Our solution at AIMCLEAR is to nurture our teammates as whole people. “Nurturing” runs the gamut from salary and benefits to Boundary Waters trips, New York Jazz weekends, drone classes, wine tastings, pet sitting, paid time off for community volunteering, meals at work and for families when we travel, and more. We actively develop our team as thought leaders who hit the road speaking at conferences and lead thinking around the world. Multiple teammates judge global awards. The most senior people at our company share their relationships openly. We say, “I love you” at the end of the day. It’s “We, us, and our,” not “I and me.”
AIMCLEAR developed our values collaboratively. No matter what changes in the marketing industry, there will be owners, employers, and employees. Succeeding as a marketing company means offering a professional home.

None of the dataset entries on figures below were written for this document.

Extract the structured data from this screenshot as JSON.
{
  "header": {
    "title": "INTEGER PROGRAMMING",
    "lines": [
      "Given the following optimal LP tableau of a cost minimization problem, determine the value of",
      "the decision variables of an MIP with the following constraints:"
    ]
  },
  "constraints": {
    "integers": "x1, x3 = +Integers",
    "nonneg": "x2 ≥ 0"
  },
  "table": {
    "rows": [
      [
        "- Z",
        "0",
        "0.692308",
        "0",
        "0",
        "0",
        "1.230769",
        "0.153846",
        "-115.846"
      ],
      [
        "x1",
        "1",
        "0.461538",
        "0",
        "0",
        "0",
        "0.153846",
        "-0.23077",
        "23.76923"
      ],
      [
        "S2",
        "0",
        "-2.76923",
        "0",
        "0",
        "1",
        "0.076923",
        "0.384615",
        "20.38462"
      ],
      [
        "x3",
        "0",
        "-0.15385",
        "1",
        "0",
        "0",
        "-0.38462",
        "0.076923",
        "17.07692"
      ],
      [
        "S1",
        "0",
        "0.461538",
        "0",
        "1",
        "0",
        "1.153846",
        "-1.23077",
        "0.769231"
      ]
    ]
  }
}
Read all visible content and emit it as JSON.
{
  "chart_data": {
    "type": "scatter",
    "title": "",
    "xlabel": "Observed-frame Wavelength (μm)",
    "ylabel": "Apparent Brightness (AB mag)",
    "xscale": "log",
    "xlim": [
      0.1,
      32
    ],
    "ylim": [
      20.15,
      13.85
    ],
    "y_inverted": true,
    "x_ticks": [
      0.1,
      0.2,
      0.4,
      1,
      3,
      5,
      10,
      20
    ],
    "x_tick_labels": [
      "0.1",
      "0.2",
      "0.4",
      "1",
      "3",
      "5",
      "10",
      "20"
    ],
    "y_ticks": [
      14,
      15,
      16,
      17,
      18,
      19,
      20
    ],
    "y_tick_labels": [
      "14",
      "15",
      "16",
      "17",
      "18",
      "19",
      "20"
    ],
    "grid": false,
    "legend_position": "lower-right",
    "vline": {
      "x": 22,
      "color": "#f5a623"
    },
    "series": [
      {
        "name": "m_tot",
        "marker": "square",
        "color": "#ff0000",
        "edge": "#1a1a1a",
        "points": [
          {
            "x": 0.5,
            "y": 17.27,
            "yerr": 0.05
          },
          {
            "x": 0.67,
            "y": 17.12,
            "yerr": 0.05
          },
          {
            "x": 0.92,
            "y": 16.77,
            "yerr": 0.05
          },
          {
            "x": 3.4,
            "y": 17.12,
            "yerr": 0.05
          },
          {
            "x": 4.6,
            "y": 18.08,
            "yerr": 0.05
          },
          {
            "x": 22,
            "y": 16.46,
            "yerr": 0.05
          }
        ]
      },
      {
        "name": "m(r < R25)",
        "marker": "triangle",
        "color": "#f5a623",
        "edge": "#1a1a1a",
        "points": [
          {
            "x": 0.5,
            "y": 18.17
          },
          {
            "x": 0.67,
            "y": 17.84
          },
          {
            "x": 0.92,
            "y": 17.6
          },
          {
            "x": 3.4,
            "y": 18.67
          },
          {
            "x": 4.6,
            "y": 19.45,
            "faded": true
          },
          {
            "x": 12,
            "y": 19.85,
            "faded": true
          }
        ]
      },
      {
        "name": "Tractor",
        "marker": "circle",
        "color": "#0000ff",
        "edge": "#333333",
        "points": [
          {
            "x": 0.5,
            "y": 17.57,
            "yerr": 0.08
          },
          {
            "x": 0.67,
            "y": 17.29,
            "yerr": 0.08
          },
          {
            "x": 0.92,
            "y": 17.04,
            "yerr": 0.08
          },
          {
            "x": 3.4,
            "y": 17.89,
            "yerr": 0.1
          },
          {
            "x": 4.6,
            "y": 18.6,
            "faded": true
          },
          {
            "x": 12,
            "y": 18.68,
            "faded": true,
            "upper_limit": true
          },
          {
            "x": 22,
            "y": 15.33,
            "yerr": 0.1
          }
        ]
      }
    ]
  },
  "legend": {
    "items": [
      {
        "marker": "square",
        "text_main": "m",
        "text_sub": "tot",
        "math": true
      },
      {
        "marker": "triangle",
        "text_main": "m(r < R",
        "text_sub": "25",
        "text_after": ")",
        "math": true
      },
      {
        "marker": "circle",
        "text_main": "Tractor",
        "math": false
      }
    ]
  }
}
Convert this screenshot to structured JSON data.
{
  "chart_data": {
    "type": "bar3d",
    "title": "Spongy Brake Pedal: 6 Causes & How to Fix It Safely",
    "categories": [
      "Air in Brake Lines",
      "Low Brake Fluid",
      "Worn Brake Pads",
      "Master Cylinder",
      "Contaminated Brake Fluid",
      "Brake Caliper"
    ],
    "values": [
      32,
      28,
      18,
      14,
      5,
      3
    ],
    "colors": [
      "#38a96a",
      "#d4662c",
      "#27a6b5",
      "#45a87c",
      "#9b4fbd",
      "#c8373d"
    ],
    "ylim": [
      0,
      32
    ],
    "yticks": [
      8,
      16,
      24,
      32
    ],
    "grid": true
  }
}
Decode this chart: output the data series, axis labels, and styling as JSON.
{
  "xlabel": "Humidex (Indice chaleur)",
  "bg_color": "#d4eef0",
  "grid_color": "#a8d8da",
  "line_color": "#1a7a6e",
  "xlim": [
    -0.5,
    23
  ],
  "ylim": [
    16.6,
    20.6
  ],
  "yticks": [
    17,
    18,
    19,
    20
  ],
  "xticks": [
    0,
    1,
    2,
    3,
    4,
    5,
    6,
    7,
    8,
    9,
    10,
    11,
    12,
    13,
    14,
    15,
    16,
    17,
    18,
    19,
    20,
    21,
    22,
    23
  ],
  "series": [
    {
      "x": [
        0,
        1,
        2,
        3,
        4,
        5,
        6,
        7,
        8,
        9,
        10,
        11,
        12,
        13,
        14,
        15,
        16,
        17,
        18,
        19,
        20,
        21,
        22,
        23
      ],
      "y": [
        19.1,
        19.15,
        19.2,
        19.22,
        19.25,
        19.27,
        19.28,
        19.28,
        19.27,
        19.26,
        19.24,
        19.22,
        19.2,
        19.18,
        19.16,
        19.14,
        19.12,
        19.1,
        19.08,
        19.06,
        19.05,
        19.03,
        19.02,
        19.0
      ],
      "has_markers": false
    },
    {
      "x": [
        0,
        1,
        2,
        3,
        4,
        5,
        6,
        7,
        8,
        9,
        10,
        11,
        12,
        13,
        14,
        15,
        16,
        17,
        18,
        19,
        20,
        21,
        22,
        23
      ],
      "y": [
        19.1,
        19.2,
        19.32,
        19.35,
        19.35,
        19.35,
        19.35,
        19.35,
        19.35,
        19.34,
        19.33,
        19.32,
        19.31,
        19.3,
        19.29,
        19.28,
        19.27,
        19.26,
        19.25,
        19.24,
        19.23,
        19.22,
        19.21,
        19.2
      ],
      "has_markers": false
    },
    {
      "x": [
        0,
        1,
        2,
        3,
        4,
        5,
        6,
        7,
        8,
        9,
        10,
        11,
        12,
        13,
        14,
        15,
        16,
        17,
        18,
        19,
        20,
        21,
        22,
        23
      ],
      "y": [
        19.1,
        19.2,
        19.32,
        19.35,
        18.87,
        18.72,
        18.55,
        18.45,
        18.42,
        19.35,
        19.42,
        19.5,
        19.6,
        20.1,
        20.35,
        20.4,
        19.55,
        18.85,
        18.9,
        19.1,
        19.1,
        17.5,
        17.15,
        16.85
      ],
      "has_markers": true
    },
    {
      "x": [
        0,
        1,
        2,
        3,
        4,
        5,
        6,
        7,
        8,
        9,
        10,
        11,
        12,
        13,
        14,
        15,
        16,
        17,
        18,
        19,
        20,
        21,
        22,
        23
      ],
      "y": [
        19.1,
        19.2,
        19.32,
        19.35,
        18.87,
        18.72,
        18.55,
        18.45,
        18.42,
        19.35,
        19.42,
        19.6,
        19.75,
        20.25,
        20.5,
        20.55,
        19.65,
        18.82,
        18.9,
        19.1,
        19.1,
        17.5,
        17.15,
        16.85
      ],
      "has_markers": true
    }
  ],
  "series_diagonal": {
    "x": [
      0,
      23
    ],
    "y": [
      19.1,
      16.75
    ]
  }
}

6-Valueless products don’t have high lifetime value
I had a mentor who once told me, “You can’t wrap a turd up in a bow and expect return sales.” That advice has proven prescient over and over. This reality is not likely to ever change, not in 2022, not ever. Great products and services almost sell themselves. It’s our job as marketers not to mess up a good product with dumb marketing. Crappy products and services are usually much harder to sell.
Whatever tech stack emerges as current or audience targeting of the era. The #1 criteria for successful marketing is to offer products and services that customers want, need, covet, and clamor for.
Agency Specific Bonuses: Here are a few bite sized goodies for agencies out there.
7-A torturous client prospect will become an awful client if you sign them
Follow the signs and read the signals. If a client prospect is demanding, does not follow through, has unrealistic expectations, wants disproportional attention, wastes a lot of time, shoots over lowball offers, or otherwise minimizes your feeling of self, run, don’t walk away from the deal. It’s not going to get any better once they’re paying money for your time.
8- RFPs are nearly a universal waste of time
One of our coolest clients who’s been with us for years, came by way of an RFP. The RFP came from good friends we’d known for a long time and was tailored based on our feedback.  Most RFPs are junk. As early as 1981 I remember an agency owner, one of the mad men era players, referring to RFPs as “Really f’d up propositions.” We could write ad nauseam about sure signs of a futile cattle call, the questions we ask, and why we rule out nearly all RFPs. We’ll save that for another writing.
9–Great agencies cost more. Mediocre agencies can fill a niche’. Poor performance agencies must improve or find another line of work.
No great marketing business we know ever made a sustainable living being unprofitable. Great marketing agencies are good at what they do know how to charge for their services. They need to charge more to offer a high level of services and keep the best employees. Mediocre agencies can survive at a moderate price point, provided they fulfill a definable niche’, like small business marketing. If your marketing agency sucks, does not bring profit to clients, and steps to improve have not worked, it may be time to find another line of work. No matter the generation of marketing, these realities have been true and they’re not likely to change.
AIMCLEAR has always made it our business actualize what’s next, adopting solutions early and with authority. As the marketing industry undergoes tumultuous changes, navigating change itself is our business model. History has shown us that there will always be a place at the table to take practical advantage of new technology and help others navigate the evolution. That’s not going to change in 2022.
Happy New Year everyone. Love, light, and be safe.